Remaja itu mendengarnya dnegan sangat baik, wajah sangat tenang dan benar-benar memperhatikan Kriss. Tidak sedikit pun terlihat wajah bosan dari remaja itu. Dia sangat paham jika Bosnya sangat-sangat mencintai istrinya meski sudah tidak bersama lagi.

"Pak Kres, apakag kira-kira saya bisa memiliki kisah cinta seperti bapak?" tanya remaja itu.

"Jangan Gas, buatlah kisah yang lebih indah daripada yang kamu dengar hari ini. Kisah dimana kamu tidak akan terlalu terluka namun, cintamu tetap nyata dan kekal..." jawab Kriss.

"Tapi saya ingin seperti bapak, saya kagum pada bapak. Bapak itu selalu banyak berkorban untuk ibu Martha. Saya tidak pernah melihat suami seperti bapak. Apalagi dijaman seperti ini.
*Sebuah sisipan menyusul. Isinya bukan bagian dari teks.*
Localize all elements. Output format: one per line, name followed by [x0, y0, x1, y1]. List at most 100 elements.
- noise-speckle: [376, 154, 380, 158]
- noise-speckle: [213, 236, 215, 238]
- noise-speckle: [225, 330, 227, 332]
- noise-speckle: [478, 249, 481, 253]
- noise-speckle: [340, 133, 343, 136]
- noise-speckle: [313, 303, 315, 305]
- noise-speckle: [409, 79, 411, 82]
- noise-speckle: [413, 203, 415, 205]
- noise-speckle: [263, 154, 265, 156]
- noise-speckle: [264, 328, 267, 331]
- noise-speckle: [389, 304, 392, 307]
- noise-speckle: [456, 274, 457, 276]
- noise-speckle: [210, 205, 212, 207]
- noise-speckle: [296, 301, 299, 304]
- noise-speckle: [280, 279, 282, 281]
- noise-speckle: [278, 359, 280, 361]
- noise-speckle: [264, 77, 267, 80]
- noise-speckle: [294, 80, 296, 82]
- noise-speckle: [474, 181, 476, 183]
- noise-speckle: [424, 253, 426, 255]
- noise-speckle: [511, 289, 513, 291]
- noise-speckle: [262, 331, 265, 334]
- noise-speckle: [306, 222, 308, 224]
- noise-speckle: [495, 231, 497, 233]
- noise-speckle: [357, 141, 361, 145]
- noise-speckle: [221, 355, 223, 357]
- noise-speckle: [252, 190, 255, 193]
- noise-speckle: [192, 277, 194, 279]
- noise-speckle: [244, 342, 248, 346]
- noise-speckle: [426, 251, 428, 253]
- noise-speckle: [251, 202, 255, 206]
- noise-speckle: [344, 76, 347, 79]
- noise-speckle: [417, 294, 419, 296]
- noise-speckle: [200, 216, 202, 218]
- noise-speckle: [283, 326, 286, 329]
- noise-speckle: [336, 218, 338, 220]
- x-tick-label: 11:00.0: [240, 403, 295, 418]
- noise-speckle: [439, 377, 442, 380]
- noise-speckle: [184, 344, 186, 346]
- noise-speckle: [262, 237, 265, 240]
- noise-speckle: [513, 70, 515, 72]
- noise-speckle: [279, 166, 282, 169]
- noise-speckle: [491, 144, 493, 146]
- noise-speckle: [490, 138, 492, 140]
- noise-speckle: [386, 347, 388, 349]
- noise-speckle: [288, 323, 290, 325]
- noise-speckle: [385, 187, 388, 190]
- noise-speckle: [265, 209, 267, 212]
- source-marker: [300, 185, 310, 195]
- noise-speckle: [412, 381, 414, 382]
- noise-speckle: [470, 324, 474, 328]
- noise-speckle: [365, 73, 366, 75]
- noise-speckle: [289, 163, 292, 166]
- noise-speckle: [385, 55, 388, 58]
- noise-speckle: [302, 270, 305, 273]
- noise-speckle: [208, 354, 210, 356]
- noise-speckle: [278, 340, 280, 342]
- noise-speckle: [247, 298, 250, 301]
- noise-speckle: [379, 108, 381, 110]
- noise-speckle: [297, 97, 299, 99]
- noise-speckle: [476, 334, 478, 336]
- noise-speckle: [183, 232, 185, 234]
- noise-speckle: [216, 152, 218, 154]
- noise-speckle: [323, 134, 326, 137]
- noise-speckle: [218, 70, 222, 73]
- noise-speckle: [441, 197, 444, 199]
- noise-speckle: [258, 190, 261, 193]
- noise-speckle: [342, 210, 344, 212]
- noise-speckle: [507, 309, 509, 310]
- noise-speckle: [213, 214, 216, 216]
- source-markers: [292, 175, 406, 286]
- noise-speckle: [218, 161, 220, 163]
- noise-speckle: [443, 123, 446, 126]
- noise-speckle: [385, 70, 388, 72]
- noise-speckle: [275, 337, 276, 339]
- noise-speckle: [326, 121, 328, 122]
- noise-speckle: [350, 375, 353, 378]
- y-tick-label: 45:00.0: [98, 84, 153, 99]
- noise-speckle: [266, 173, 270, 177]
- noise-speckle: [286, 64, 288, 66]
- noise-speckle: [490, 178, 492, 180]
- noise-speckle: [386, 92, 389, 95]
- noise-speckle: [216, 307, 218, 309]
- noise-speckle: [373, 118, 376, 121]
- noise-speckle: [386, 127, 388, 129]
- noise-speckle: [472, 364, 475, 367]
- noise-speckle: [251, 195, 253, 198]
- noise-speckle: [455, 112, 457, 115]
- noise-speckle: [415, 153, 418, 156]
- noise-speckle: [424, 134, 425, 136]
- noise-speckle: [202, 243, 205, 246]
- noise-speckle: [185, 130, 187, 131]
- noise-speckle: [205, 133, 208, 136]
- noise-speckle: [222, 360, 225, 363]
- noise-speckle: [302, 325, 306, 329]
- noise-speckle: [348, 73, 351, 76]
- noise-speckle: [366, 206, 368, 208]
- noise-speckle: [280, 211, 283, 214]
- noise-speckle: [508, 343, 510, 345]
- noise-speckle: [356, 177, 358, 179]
Kebanyakan dari mereka mungkin akan menyruh istrinya bersabar dan banyan bicara, tapi bapak banyak melakukan pengorbanan tanpa mengatakan kata-kata yang hanya sebuah omong kosong. Tapi kalau istri sih ya jelas saya cari yang lebih baik dari bu Martha...." ujar Remaja itu.

"Kurang ajar kamu, sini tak tutuku palamu..." Kriss mengambil sebuah sapi dan mengejar remaja itu.

Mereka berdua pun slaing mengejar dan remaja itu berhasil ditangkap oleh Kriss.

"Ketangkap kamu..." ucap Kriss.

"Ampun pak..." Remaja itu merayu Kriss.

"Hahaha.. bercanda!!" sahut Kriss.

Dan mereka berduapun tertawa terbahak-bahak.